Time derivative dV/dt with unit 1/ms.

Return type:

array-like

dw(w, x, inp=0.0)[source]#

Right-hand side for the recovery variable w.

Parameters:
  • w (array-like) – Current recovery variable (dimensionless).

  • x (array-like) – Current activator value (dimensionless), broadcastable to w.

  • inp (array-like or scalar, optional) – External input to w (includes noise if enabled). Default is 0..

Returns:

Time derivative dw/dt with unit 1/ms.

Return type:

array-like

init_state(batch_size=None, **kwargs)[source]#

State initialization function.

update(V_inp=None, w_inp=None)[source]#

Advance the system by one time step.

Parameters:
  • V_inp (array-like or scalar or None, optional) – External input to V. If None, treated as zero. If noise_V is set, its output is added. Default is None.

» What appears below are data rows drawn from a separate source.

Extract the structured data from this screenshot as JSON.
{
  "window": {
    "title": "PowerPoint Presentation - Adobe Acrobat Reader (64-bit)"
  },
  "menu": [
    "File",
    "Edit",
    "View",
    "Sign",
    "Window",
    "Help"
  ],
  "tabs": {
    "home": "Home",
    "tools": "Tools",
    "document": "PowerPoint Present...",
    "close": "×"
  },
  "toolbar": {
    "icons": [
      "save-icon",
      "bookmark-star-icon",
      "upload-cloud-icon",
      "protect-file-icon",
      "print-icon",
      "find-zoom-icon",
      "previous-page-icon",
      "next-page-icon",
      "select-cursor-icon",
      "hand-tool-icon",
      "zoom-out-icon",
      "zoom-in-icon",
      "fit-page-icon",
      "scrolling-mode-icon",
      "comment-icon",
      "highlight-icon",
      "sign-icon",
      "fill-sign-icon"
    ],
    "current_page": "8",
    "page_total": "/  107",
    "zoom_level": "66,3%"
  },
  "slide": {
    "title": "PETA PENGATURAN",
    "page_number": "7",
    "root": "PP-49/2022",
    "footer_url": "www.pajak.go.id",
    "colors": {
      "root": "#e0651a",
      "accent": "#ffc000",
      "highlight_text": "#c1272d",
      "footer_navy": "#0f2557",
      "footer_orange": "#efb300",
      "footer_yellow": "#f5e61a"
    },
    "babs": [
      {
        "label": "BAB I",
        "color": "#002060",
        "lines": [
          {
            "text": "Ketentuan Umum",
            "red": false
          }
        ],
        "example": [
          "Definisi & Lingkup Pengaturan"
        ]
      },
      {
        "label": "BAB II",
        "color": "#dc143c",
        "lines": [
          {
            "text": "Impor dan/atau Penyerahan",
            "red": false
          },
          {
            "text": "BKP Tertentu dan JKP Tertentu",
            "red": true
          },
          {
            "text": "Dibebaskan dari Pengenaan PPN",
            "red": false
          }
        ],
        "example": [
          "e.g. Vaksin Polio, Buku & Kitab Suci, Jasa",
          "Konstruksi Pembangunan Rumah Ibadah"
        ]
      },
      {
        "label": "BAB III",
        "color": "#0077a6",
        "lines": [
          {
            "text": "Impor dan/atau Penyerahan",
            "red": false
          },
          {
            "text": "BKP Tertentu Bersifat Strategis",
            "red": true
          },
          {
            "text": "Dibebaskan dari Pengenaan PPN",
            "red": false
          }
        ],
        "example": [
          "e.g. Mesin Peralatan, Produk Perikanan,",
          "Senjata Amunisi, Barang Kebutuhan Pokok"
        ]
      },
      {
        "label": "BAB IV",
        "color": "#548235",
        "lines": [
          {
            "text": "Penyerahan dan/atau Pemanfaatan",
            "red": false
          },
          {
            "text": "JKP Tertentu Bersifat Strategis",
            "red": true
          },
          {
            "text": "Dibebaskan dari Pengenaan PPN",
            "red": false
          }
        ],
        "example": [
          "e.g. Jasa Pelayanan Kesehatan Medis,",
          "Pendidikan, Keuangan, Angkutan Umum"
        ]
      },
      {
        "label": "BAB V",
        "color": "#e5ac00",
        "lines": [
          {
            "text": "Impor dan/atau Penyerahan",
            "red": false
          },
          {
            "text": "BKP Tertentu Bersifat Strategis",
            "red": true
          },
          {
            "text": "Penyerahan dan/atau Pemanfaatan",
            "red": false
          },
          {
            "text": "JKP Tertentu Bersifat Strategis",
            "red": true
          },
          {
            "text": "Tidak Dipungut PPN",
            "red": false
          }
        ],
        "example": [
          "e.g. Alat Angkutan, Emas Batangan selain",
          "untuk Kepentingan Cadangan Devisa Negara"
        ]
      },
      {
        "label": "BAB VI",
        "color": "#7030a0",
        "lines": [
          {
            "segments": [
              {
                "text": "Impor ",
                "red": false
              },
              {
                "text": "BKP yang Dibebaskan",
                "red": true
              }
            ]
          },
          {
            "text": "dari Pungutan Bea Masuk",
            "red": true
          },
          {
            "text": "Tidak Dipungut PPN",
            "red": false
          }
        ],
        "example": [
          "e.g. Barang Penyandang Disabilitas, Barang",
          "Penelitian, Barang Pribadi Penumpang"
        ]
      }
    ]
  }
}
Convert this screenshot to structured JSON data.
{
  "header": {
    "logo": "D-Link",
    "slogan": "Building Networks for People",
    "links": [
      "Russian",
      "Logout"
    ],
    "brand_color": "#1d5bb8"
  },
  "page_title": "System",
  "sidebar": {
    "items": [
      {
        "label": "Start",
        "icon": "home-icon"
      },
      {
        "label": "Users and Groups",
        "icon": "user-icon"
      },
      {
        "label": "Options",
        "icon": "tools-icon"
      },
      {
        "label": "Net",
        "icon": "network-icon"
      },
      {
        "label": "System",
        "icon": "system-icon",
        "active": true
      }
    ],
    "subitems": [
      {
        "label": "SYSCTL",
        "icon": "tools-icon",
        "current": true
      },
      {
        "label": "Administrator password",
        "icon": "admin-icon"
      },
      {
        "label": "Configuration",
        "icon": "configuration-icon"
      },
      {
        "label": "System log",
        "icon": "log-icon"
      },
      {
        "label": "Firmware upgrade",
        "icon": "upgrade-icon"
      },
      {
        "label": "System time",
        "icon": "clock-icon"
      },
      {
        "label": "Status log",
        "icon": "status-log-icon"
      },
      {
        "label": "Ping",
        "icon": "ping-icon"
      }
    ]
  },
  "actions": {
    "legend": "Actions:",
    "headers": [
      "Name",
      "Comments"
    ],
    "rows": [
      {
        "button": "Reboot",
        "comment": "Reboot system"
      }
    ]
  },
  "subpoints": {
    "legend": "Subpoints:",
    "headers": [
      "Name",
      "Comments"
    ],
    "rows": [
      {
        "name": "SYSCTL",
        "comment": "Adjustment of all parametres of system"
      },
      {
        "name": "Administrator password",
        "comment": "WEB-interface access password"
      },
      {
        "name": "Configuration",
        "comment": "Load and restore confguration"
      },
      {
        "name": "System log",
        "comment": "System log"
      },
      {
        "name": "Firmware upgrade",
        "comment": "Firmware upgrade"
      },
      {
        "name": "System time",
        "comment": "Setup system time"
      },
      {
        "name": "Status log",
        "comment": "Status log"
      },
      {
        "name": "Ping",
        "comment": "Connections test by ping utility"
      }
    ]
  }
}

  • w_inp (array-like or scalar or None, optional) – External input to w. If None, treated as zero. If noise_w is set, its output is added. Default is None.

Returns:

The updated activator state V with the same shape as the internal state.

Return type:

array-like

Notes

Uses an exponential-Euler step via brainstate.nn.exp_euler_step for both state variables and updates V and w in-place.